Another success was the production of COVID vaccines. In mid-2020, Operation Warp Speed saw the US government provide about US$10 billion to pharmaceutical companies to accelerate the production of safe and effective vaccines. It helped firms overcome supply bottlenecks, build production facilities, and access skilled labour. Food and Drug Administration approval of the first COVID vaccines, in December 2020, set a record for the fastest vaccine development process in history.
Abundance is anti-gridlock, not anti-government. Klein and Thompson point out that the government is “a plural posing as a singular”, and advocate various ideas for more joined-up government. Streamlining building approval processes, limiting the capacity of opponents to delay affordable housing, and setting targets for housing construction are measures that have been advocated by the growing YIMBY (Yes In My Back Yard) movement. The authors also emphasise the value of strengthening government expertise and warn of the dangers of an overreliance on consultants and contractors.

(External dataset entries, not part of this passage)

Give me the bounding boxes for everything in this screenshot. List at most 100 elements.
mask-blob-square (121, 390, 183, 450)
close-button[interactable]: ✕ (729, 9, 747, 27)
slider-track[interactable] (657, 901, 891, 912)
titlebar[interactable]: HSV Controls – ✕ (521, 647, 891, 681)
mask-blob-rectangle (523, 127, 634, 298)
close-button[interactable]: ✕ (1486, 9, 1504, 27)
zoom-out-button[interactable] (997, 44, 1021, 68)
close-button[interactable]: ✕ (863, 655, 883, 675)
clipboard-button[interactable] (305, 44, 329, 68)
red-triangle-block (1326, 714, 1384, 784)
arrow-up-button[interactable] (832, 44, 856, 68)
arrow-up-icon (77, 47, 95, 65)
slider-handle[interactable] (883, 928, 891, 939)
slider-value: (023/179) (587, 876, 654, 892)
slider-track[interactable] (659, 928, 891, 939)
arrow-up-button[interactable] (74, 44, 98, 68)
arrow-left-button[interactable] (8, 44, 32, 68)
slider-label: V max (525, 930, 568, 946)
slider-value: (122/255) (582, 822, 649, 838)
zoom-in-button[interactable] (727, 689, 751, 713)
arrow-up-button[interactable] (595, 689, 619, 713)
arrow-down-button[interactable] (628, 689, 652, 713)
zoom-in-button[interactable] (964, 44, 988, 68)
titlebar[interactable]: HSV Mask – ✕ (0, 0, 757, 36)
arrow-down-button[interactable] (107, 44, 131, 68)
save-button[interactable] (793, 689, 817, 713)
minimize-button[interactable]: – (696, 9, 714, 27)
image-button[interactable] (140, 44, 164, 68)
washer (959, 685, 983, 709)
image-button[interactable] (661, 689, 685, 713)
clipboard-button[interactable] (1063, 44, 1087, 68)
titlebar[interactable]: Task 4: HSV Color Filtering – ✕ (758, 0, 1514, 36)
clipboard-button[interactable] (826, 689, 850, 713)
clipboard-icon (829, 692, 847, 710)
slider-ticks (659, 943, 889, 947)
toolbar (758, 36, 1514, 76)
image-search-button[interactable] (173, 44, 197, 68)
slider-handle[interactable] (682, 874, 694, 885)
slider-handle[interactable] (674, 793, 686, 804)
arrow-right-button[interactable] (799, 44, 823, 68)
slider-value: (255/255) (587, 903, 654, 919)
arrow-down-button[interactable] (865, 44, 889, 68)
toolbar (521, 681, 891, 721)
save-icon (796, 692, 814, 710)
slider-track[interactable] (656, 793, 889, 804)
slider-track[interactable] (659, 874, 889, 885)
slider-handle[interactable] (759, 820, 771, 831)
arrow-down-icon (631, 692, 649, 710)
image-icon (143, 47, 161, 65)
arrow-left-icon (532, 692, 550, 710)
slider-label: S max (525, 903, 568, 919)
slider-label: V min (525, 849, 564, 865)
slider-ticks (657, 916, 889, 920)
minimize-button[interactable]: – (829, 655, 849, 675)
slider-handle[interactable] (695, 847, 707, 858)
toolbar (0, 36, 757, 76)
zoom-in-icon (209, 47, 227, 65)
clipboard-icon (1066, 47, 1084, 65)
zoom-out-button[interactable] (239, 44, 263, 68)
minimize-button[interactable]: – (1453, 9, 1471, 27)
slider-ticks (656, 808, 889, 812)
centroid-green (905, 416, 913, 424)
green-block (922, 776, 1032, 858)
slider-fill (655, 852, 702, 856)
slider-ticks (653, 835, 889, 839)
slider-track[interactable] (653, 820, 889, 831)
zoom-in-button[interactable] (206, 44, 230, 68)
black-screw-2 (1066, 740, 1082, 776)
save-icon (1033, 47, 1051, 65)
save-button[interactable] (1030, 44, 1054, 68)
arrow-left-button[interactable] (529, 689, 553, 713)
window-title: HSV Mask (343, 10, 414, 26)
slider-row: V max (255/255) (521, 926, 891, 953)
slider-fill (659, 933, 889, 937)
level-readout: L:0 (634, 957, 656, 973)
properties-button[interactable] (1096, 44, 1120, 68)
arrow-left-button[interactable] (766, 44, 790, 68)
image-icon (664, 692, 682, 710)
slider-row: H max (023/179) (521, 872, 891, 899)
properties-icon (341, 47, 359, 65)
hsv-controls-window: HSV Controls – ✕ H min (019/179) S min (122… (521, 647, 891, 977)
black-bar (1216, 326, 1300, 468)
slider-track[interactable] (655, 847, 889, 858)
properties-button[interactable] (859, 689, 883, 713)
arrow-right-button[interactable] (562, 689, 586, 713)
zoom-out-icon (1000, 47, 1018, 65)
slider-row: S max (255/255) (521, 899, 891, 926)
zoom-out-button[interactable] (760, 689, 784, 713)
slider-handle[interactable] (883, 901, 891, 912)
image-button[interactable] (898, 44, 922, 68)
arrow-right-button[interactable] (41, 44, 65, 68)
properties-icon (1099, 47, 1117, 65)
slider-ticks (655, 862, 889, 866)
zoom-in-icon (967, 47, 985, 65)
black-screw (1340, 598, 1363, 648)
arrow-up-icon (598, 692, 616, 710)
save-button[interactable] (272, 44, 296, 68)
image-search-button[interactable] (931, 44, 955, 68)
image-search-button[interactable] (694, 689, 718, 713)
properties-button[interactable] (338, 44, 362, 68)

The real joy of reading Abundance is the authors’ call to rekindle their nation’s sense of collective ambition – urging a shift away from a politics of limits toward one animated by moral purpose. Whether building homes, deploying clean energy, or curing disease, Abundance advocates treating government as a vehicle for doing big things: not just protecting the present, but shaping the future.
Andrew Leigh is a federal Labor MP and author of several books, including The Shortest History of Economics.